# You might be a baptist if...



## blhowes (Dec 3, 2005)

It feels good not to be straddling the fence anymore. I'm convinced now that I'm a baptist...

1. You believe you are supposed to take a covered dish to Heaven.

2. You have never sung the third verse of any hymn.

3. You have never put an IOU in the collection plate.

4. You think that someone who says "Amen" while the pastor is preaching is charismatic.

5. You complain because your pastor only works one day a week and then "he works too long."

6. You clapped in church last Sunday and felt guilty all week.

7. You woke up craving fried chicken, mashed potatoes and green beans and interpreted it as a "call" to preach.

8. You think the epistles are the wives of the apostles.
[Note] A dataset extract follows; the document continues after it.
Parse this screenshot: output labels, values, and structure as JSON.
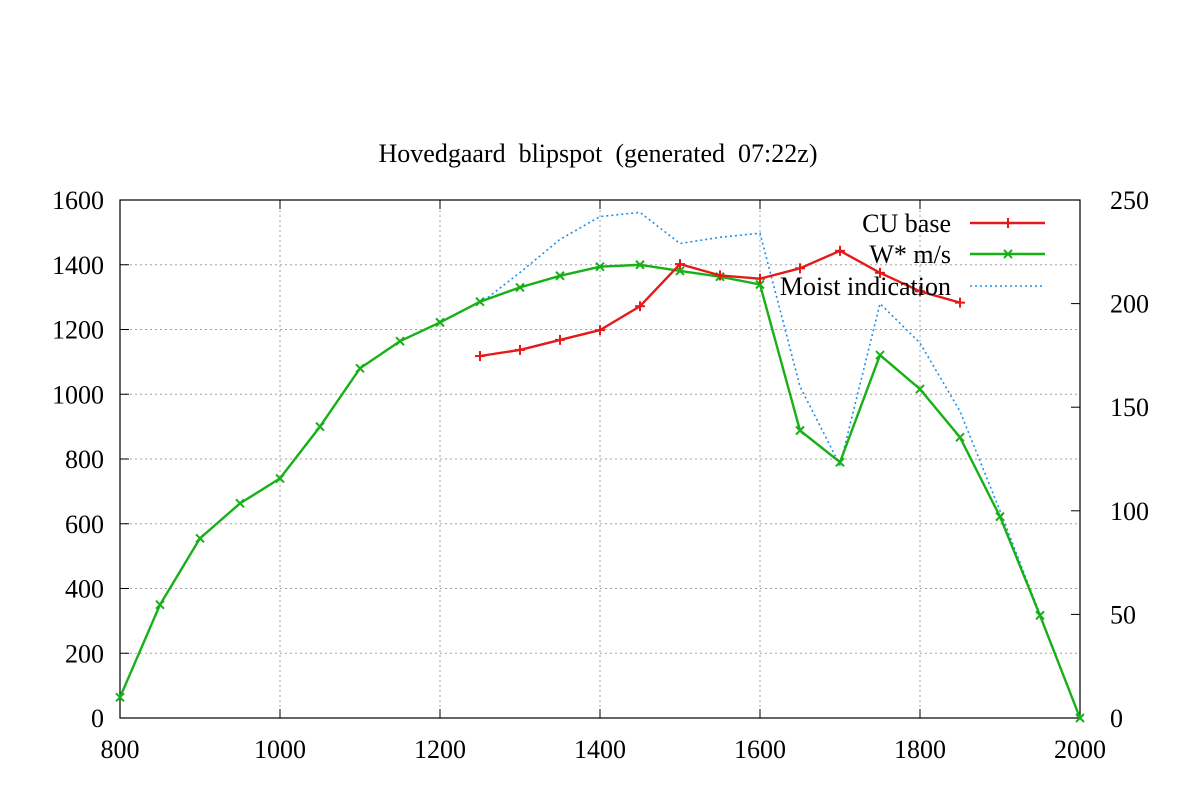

9. You're old enough to get senior citizen discounts, but not old enough to be promoted into the senior adult dept.

10. You think the Holy Land is Nashville.

11. You think God's presence is always strongest in the last three pews.

12. You think John the Baptist founded the Southern Baptist Convention.

13. You think "Victory in Jesus" is the national anthem.

14. The first complete sentence you uttered was "We've never done it that way before."

15. You judge the quality of the sermon by the amount of sweat worked up by the preacher.


----------



## Arch2k (Dec 3, 2005)




----------



## Devin (Dec 3, 2005)

Nothing is more lonely than being the 3rd verse in a 4 verse hymn at a Baptist church.


----------



## Pergamum (Dec 3, 2005)

You think that being buried is to be totally covered (instead of a few specks of dirt sprinkled on ya)....


----------



## Philip A (Dec 3, 2005)

You can't get any better than Paul Manata's "You might be a Baptist" list:

http://presstheantithesis.blogspot.com/2005/06/you-might-be-baptist.html

Don't go there unless you've got a sense of humor!


----------



## blhowes (Dec 3, 2005)

> _Originally posted by Philip A_
> You can't get any better than Paul Manata's "You might be a Baptist" list:
> 
> http://presstheantithesis.blogspot.com/2005/06/you-might-be-baptist.html
> ...




2. If you reflect back on your life and you notice that you've never ordered a donut with sprinkles on it, you might be a Baptist.


----------



## Archlute (Dec 3, 2005)

13. If you chide paedobaptists for being to close to Rome in their view on the proper subjects of baptism but you sweep under the rug the fact that your view is just as close to Mormons, Jehovah's witnesses, Moonies, Branch Davidians, et al., you might be a Baptist.

Ouch!!!


----------